La vulnerabilidad, un puente hacia nuestra humanidad.
Miguel Alberdi Fernández
10/1/2025
Cuando escuchamos la palabra vulnerabilidad, solemos asociarla a fragilidad. Sin embargo, este estado va mucho más allá de lo que creemos. La vulnerabilidad es una verdad que atraviesa nuestra vida entera, y cuanto más intentamos evitarla, más peso ejerce sobre nosotros.
Desde la niñez aprendemos a ocultarla. Escuchamos frases como: “no llores”, “eso no es para tanto”, “ya eres mayor”. Mensajes que nos enseñan que mostrarnos sensibles es un error. Nuestro cerebro, que busca siempre protegernos y garantizar la supervivencia, aprende entonces que ser vulnerables es peligroso. Y cada vez que esa sensación aparece, hacemos lo posible por disfrazarla. Pero cuidado, no desaparece, solo se esconde bajo conductas más aceptadas socialmente.
Imagina la siguiente escena: en una reunión haces un comentario y nadie lo toma en serio. Mientras vuelves a casa, le das vueltas, pero enseguida te dices: “no seas infantil, ya eres mayor”. Para no conectar con el malestar, te entretienes con cualquier actividad. Días después, en una discusión con tu pareja, algo mínimo te hace sentir pequeño y respondes con ira desproporcionada. En realidad esa rabia es tu vulnerabilidad buscando un lugar para expresarse. Lo mismo ocurre cuando vemos a otros mostrarla. A veces pensamos: “qué débil, si yo tuviera sus problemas…”. Esa crítica refleja, en el fondo, nuestra propia dificultad para aceptarla en nosotros.
Otro ejemplo clásico es el miedo a hablar en público. Puedes prepararte, ensayar y memorizar… pero al estar frente al auditorio te bloqueas. No es falta de capacidad, es que tu cerebro lo asocia con una experiencia pasada de dolor y quiere protegerte. Lo hace, pero no de manera adaptativa: evita que sientas vulnerabilidad, aunque te bloquee en el proceso.
Es importante no confundir vulnerabilidad con victimismo. No se trata de quejarse ni de quedarse atrapados en el dolor, sino de escuchar lo que ocurre sin juzgarte. Significa darle un lugar, reconocer la historia que la originó y concederle el permiso para sostenerlas con compasión.
En ese camino, aparece una tarea fundamental: cuidar a nuestro “niño interior”. Todos tenemos dentro una parte que se sintió herida alguna vez y que aún pide atención.
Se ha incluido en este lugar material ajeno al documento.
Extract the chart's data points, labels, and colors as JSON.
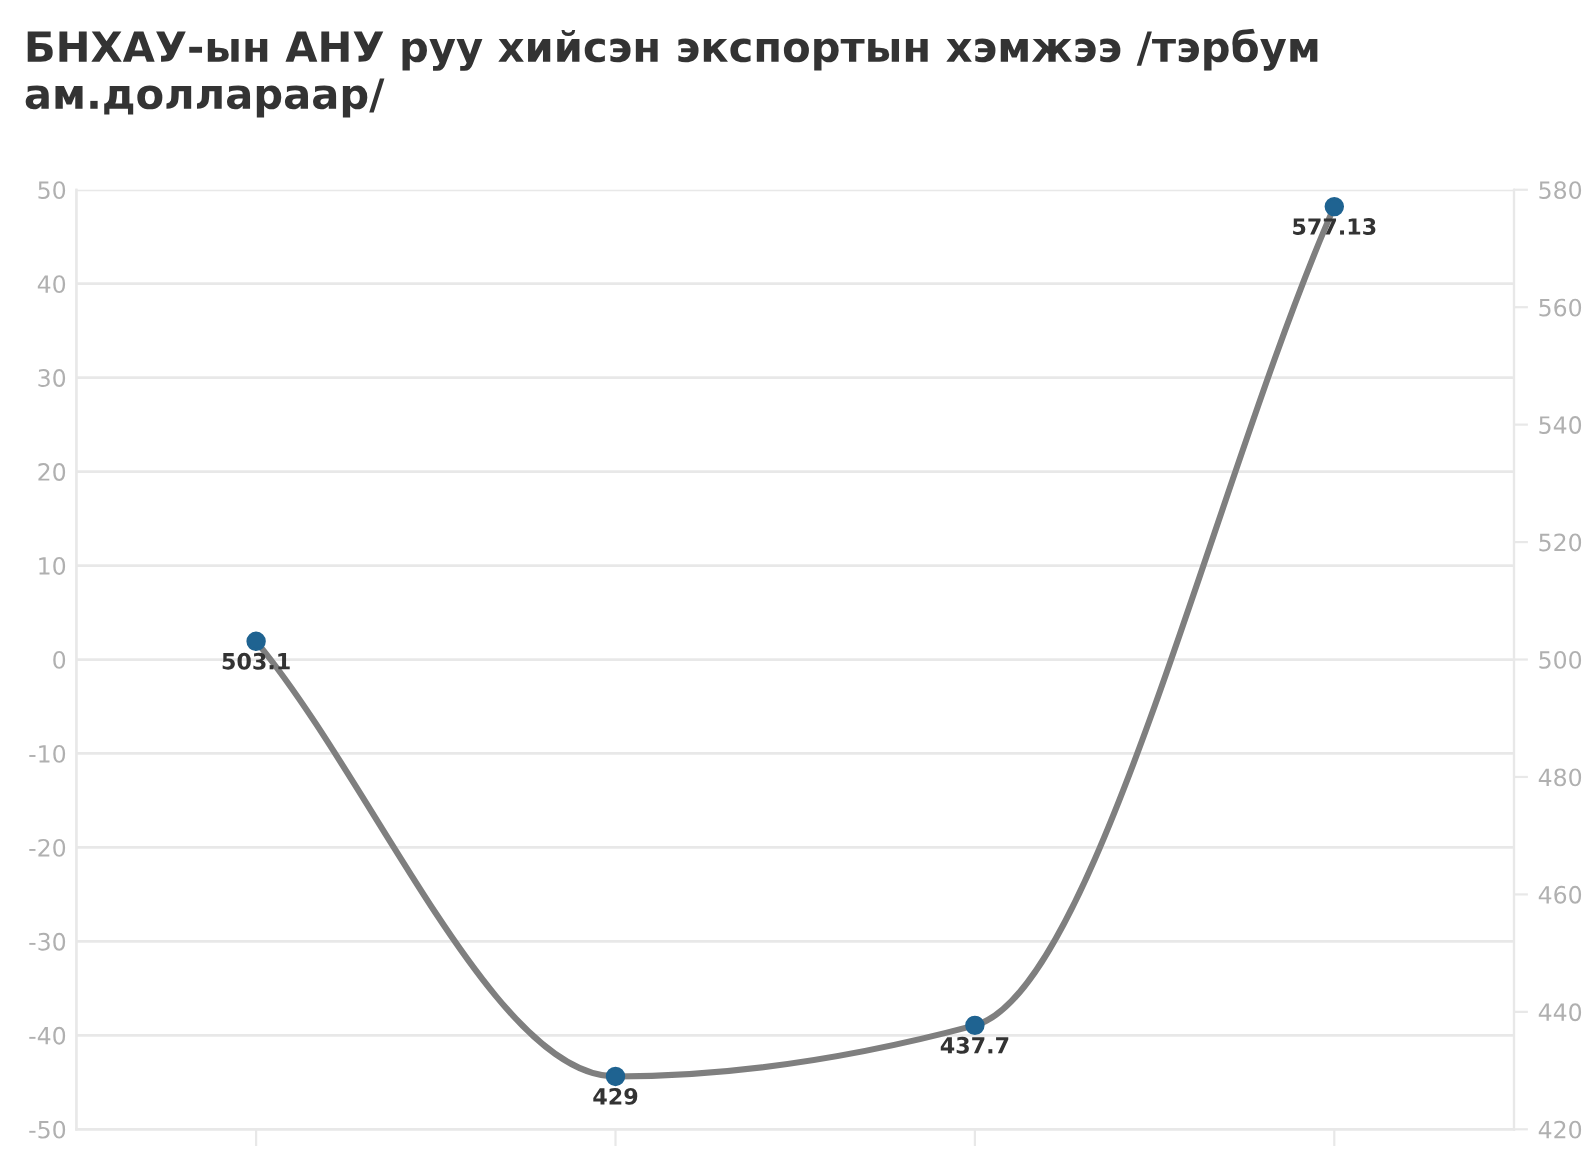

Escucharla con paciencia, hablarle desde el adulto que somos ahora y validarla nos permite comprendernos, reconciliarnos con nuestra historia y, sobre todo, querernos un poco más.
Porque la verdad es que no todos sentimos lo mismo ante una misma situación. Cada persona guarda memorias, heridas y aprendizajes que la han marcado de manera distinta. Reconocer nuestra vulnerabilidad no nos hace débiles, nos hace profundamente humanos. Y en esa humanidad se encuentra nuestra mayor fortaleza.